JOHANNESURG–On June 16, 1976, African youths in Occupied Azania were massacred by the direct colonial government of South Africa. This date has become known and celebrated as Youth Day alias “June 16" in South Africa.
This is an analysis of the process that is often not justly documented. We have attended a meeting with the Youth Communist League and, despite ideological differences, have summed up our analysis of the event as such.
Although the June 16 massacre is attributed to have been inspired by Nelson Mandela’s imprisonment and the African National Congress’ (ANC) organizational power, that was not the case at all.
This narative was only put forth once the ANC had came to power and they used this as a way to solidify their power and create a false national identity on now what makes up South Africa.
It must be understood that the ANC was born in 1912 as a bourgeois/negro-colonial assimilationist organization made of chiefs or children of chiefs—Nelson Rolihlahla Mandela, for example.
This automatically led the ANC as an organization to have petty bourgeois aspirations sharing similar material interests to the South African colonial political parties of the time.
From the 1930s, these interests were enforced through institutional education in Europe.
This is the ANC. The ANC is not RECENTLY a sell-out organization. It ALWAYS was from its conception.
In opposition to the interests of the ANC stood the Pan Africanist Congress of Azania (PAC) under Robert Mangaliso Sobukwe and Steve Bantu Biko’s Black Consciousness Movement.
At that time, both organizations demanded black power and unity with the rest of the African world internationally.
As the struggles of the peoples of the world increasingly threatened white power imperialism in the ‘60s, the U.S. FBI launched the counterintelligence program (COINTELPRO) designed to wipe out all revolutionary leadership throughout the world.
This was a response to imperialism being ideologically defeated by this very same revolutionary leadership of African people all over the world—Malcolm X, Kwame Nkrumah, Patrice Lumumba, etc.
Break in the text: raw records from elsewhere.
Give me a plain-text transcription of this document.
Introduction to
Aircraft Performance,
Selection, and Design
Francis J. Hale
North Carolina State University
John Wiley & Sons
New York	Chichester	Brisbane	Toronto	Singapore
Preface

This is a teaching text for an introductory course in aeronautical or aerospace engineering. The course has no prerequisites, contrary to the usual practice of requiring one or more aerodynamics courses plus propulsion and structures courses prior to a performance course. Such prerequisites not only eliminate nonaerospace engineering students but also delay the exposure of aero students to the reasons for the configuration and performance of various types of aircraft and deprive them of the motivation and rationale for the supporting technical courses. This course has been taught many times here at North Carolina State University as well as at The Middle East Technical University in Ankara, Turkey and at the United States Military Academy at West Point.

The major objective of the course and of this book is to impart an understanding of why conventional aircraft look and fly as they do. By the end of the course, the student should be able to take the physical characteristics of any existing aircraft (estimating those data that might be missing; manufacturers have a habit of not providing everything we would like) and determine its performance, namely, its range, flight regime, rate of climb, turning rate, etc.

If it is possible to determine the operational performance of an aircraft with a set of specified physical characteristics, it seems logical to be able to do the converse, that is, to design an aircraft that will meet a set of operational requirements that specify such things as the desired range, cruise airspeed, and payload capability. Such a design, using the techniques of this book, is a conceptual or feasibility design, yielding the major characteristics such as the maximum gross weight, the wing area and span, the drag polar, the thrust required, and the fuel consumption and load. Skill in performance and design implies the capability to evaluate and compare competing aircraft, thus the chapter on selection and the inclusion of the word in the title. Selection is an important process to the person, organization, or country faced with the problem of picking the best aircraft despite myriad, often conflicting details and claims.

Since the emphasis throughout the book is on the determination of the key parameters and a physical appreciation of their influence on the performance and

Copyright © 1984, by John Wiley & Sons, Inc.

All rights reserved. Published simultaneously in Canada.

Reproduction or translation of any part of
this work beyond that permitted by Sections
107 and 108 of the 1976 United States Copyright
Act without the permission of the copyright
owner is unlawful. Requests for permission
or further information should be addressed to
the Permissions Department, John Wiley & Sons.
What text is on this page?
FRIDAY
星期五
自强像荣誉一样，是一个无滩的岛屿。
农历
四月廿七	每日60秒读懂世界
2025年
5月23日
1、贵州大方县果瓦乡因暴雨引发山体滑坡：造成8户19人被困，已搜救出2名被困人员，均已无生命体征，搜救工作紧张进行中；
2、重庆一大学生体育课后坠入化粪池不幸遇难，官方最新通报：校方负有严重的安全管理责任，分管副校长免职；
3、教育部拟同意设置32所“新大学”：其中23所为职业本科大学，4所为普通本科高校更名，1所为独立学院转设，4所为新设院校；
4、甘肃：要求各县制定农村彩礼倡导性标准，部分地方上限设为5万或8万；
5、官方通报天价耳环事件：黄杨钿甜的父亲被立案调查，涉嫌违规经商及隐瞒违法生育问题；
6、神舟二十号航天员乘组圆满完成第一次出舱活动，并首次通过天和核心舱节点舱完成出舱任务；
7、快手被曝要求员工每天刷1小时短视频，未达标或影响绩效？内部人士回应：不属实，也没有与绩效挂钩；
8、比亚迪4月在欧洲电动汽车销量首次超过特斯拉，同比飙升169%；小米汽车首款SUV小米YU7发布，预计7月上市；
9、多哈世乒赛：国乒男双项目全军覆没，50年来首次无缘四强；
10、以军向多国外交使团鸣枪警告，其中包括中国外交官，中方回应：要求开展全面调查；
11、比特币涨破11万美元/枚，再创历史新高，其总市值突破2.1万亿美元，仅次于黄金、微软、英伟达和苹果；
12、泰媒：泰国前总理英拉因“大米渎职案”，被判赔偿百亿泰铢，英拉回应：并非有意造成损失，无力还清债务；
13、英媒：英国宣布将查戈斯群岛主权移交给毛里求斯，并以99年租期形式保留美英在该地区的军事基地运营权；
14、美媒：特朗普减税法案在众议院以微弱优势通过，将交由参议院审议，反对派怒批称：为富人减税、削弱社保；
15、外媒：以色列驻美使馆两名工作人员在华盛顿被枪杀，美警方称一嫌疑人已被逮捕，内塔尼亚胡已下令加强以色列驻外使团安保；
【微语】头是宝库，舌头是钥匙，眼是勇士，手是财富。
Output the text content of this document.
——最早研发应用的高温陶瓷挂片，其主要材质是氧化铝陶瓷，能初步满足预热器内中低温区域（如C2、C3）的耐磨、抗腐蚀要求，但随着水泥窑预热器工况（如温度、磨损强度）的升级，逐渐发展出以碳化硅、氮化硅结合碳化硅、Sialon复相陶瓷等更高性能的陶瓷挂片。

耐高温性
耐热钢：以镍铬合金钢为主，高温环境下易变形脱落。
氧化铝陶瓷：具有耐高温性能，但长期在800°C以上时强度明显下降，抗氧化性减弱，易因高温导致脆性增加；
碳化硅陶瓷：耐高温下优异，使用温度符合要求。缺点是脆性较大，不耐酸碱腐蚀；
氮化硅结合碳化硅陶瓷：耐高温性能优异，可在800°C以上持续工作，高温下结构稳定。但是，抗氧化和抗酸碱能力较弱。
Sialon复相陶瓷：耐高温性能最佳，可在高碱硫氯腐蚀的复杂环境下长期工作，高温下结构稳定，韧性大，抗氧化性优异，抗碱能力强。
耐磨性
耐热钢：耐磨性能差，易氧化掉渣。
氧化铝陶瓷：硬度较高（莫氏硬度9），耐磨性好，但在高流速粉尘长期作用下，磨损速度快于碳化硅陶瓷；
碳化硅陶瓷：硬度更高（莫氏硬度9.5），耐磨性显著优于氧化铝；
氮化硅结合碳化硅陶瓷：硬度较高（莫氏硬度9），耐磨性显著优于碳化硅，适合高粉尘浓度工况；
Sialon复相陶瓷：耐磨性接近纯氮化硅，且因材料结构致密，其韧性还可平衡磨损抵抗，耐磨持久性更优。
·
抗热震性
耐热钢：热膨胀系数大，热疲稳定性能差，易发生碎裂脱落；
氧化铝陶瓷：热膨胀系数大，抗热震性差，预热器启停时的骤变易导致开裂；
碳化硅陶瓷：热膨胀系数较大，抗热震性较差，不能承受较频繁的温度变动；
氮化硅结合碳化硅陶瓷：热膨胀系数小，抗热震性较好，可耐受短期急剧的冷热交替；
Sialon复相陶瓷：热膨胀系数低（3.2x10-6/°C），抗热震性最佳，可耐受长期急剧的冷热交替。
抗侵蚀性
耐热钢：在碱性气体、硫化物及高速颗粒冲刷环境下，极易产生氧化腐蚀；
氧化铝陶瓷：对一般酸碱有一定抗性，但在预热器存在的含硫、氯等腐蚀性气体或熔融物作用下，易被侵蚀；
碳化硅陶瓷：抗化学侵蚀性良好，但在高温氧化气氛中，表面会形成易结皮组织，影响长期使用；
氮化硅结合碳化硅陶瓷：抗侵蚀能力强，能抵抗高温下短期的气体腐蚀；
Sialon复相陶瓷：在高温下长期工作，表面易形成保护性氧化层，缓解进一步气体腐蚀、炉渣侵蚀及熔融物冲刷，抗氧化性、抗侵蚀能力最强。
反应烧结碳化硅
So white power could only retaliate militarily.
As a result, in South Africa, Sobukwe was jailed and poisoned in the ‘60s and Biko was murdered by the State in the late ‘70s leading to African people in Occupied Azania losing our leadership and the ideological benefits that came from the education they were giving the masses.
Also in South Africa, all non-white political parties, revolutionary and neocolonial, were banned during this counterinsurgency assault.
Sobukwe and Biko knew that their enemy, imperialism, was international, and thus they made organizational contact with Africans struggling around the world like the African People’s Socialist Party.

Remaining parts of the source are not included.